We need to get RCV passed at the state level in at least 33 states, then we can get rid of FPTP at the federal level, and actually force some change
oh if it’s that simple then lets just do that. surely we can bang it out in a weekend.
Thinking like this is the reason the 2 party system is still in place today
thinking realistically about the likelihood of getting ~= 80 million people to vote for any one third party, or thinking realistically about the likelihood of getting those two parties to agree to vote their own power away?
It is possible to fight for RCV while working within the system we have in the meantime.
Nobody said it was simple, but yes. Let’s do that.
Doing the easy thing is what’s got us to where we are.
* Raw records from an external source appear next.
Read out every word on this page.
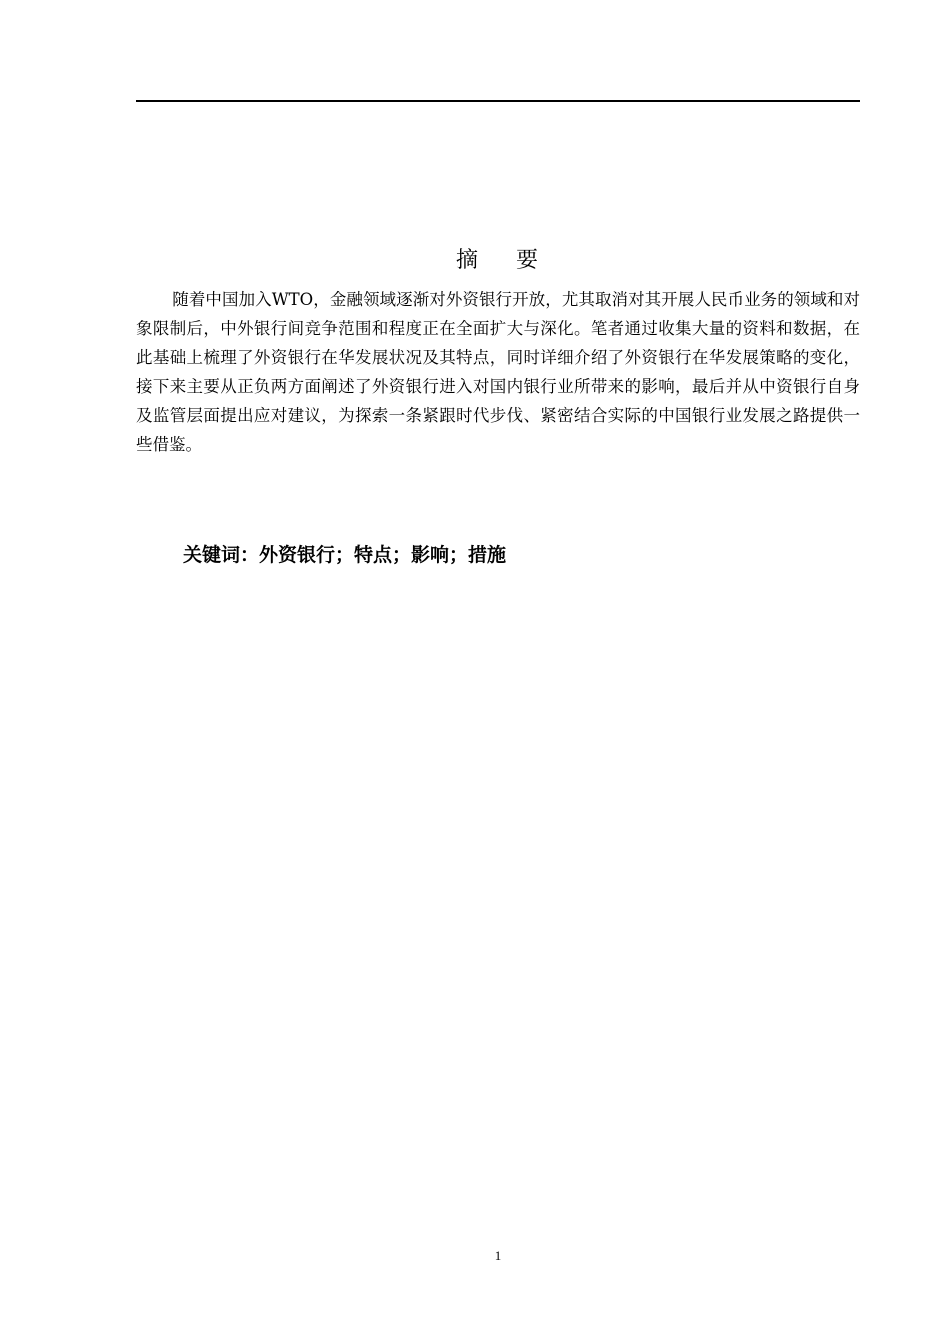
摘    要

随着中国加入WTO，金融领域逐渐对外资银行开放，尤其取消对其开展人民币业务的领域和对象限制后，中外银行间竞争范围和程度正在全面扩大与深化。笔者通过收集大量的资料和数据，在此基础上梳理了外资银行在华发展状况及其特点，同时详细介绍了外资银行在华发展策略的变化，接下来主要从正负两方面阐述了外资银行进入对国内银行业所带来的影响，最后并从中资银行自身及监管层面提出应对建议，为探索一条紧跟时代步伐、紧密结合实际的中国银行业发展之路提供一些借鉴。

关键词：外资银行；特点；影响；措施
1
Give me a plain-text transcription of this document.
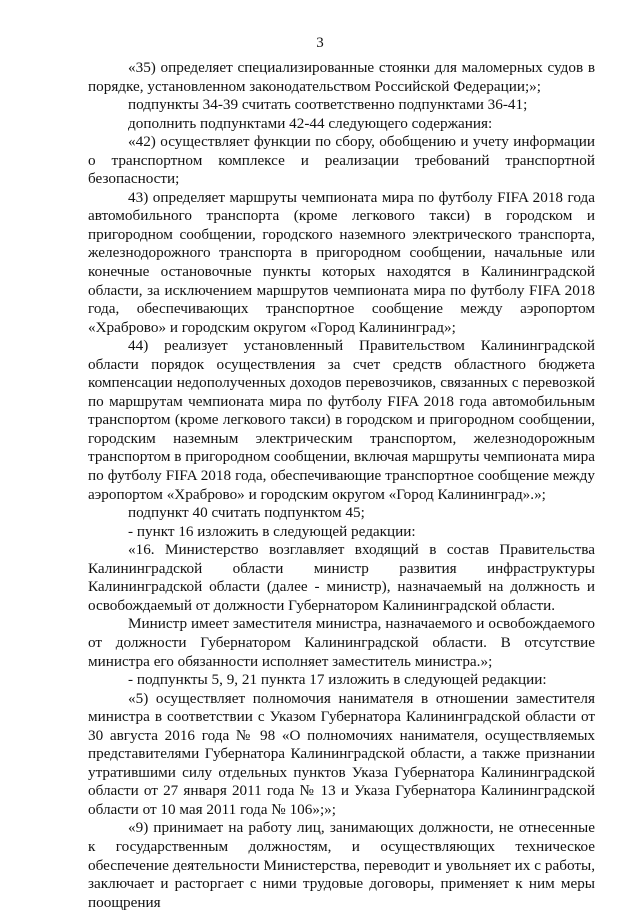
3

«35) определяет специализированные стоянки для маломерных судов в порядке, установленном законодательством Российской Федерации;»;

подпункты 34-39 считать соответственно подпунктами 36-41;

дополнить подпунктами 42-44 следующего содержания:

«42) осуществляет функции по сбору, обобщению и учету информации о транспортном комплексе и реализации требований транспортной безопасности;

43) определяет маршруты чемпионата мира по футболу FIFA 2018 года автомобильного транспорта (кроме легкового такси) в городском и пригородном сообщении, городского наземного электрического транспорта, железнодорожного транспорта в пригородном сообщении, начальные или конечные остановочные пункты которых находятся в Калининградской области, за исключением маршрутов чемпионата мира по футболу FIFA 2018 года, обеспечивающих транспортное сообщение между аэропортом «Храброво» и городским округом «Город Калининград»;

44) реализует установленный Правительством Калининградской области порядок осуществления за счет средств областного бюджета компенсации недополученных доходов перевозчиков, связанных с перевозкой по маршрутам чемпионата мира по футболу FIFA 2018 года автомобильным транспортом (кроме легкового такси) в городском и пригородном сообщении, городским наземным электрическим транспортом, железнодорожным транспортом в пригородном сообщении, включая маршруты чемпионата мира по футболу FIFA 2018 года, обеспечивающие транспортное сообщение между аэропортом «Храброво» и городским округом «Город Калининград».»;

подпункт 40 считать подпунктом 45;

- пункт 16 изложить в следующей редакции:

«16. Министерство возглавляет входящий в состав Правительства Калининградской области министр развития инфраструктуры Калининградской области (далее - министр), назначаемый на должность и освобождаемый от должности Губернатором Калининградской области.

Министр имеет заместителя министра, назначаемого и освобождаемого от должности Губернатором Калининградской области. В отсутствие министра его обязанности исполняет заместитель министра.»;

- подпункты 5, 9, 21 пункта 17 изложить в следующей редакции:

«5) осуществляет полномочия нанимателя в отношении заместителя министра в соответствии с Указом Губернатора Калининградской области от 30 августа 2016 года № 98 «О полномочиях нанимателя, осуществляемых представителями Губернатора Калининградской области, а также признании утратившими силу отдельных пунктов Указа Губернатора Калининградской области от 27 января 2011 года № 13 и Указа Губернатора Калининградской области от 10 мая 2011 года № 106»;»;

«9) принимает на работу лиц, занимающих должности, не отнесенные к государственным должностям, и осуществляющих техническое обеспечение деятельности Министерства, переводит и увольняет их с работы, заключает и расторгает с ними трудовые договоры, применяет к ним меры поощрения
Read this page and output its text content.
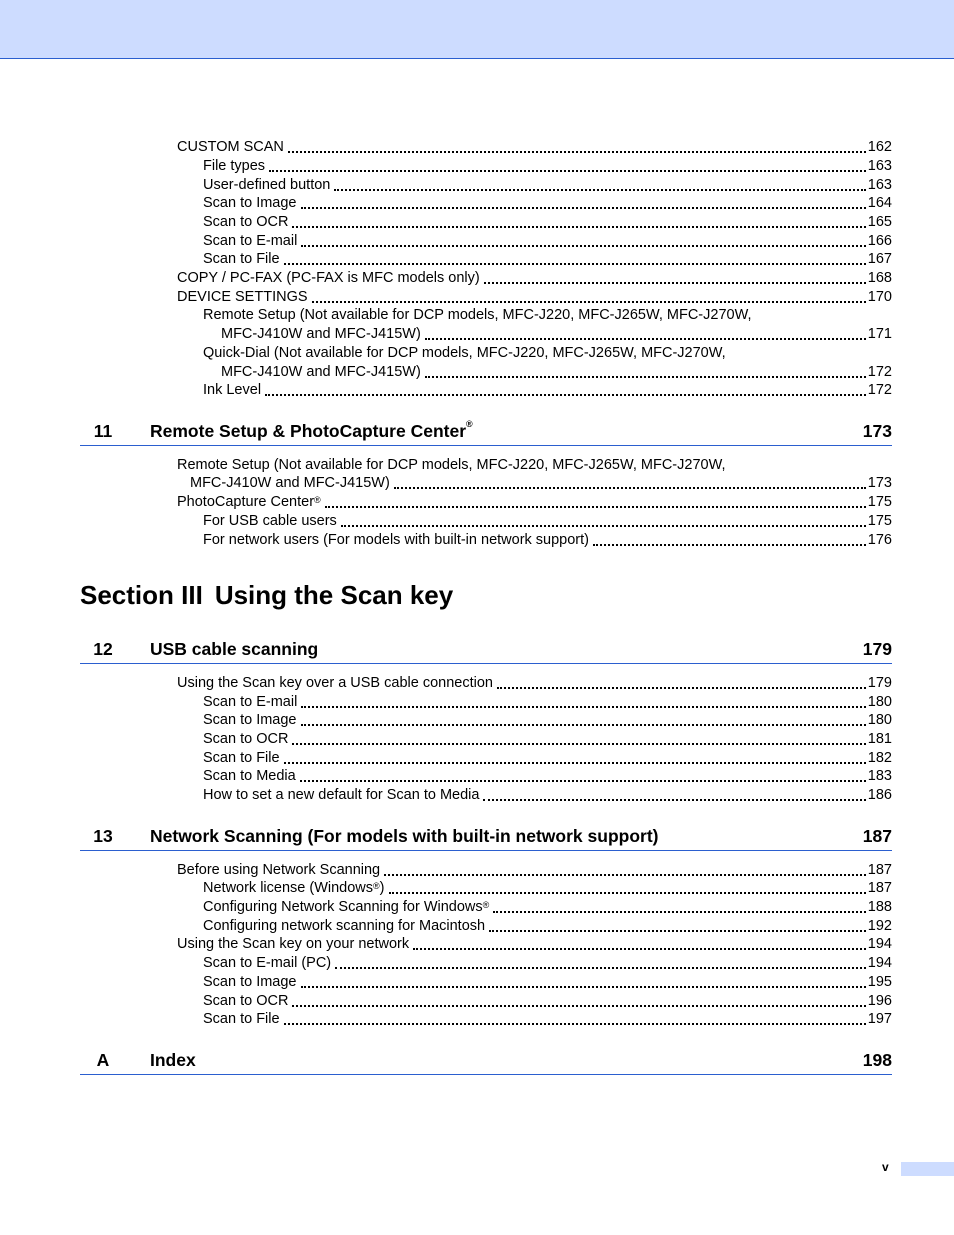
CUSTOM SCAN	162
File types	163
User-defined button	163
Scan to Image	164
Scan to OCR	165
Scan to E-mail	166
Scan to File	167
COPY / PC-FAX (PC-FAX is MFC models only)	168
DEVICE SETTINGS	170
Remote Setup (Not available for DCP models, MFC-J220, MFC-J265W, MFC-J270W,
MFC-J410W and MFC-J415W)	171
Quick-Dial (Not available for DCP models, MFC-J220, MFC-J265W, MFC-J270W,
MFC-J410W and MFC-J415W)	172
Ink Level	172
11	Remote Setup & PhotoCapture Center®	173
Remote Setup (Not available for DCP models, MFC-J220, MFC-J265W, MFC-J270W,
MFC-J410W and MFC-J415W)	173
PhotoCapture Center®	175
For USB cable users	175
For network users (For models with built-in network support)	176
Section III Using the Scan key
12	USB cable scanning	179
Using the Scan key over a USB cable connection	179
Scan to E-mail	180
Scan to Image	180
Scan to OCR	181
Scan to File	182
Scan to Media	183
How to set a new default for Scan to Media	186
13	Network Scanning (For models with built-in network support)	187
Before using Network Scanning	187
Network license (Windows®)	187
Configuring Network Scanning for Windows®	188
Configuring network scanning for Macintosh	192
Using the Scan key on your network	194
Scan to E-mail (PC)	194
Scan to Image	195
Scan to OCR	196
Scan to File	197
A	Index	198
v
can you pull it off in under a year? because in a year we’re gonna have a presidential election and one of the leading candidates is someone whose already been determined by a court to have engaged in insurrection and has said that he’ll have the military suppress protests starting day one and will replace 50,000 government functionaries with people whose only qualification is that they’re loyal to him personally. his friends tell me every day that god has commanded them to kill me 😀
force some change
RCV favors moderates and promotes political stability. That’s kinda the opposite of a revolution.
RCV does the opposite, actually. It exhibits center squeeze, where centrists are often eliminated early even if more people prefer them over the eventual winner.
What might help to effect this change? If I’m not mistaken, a number of states are almost under single-party rule, particularly those that might benefit most from this kind of change.
Is it something that may be built up from a municipal to county to state level to then establish on a national level?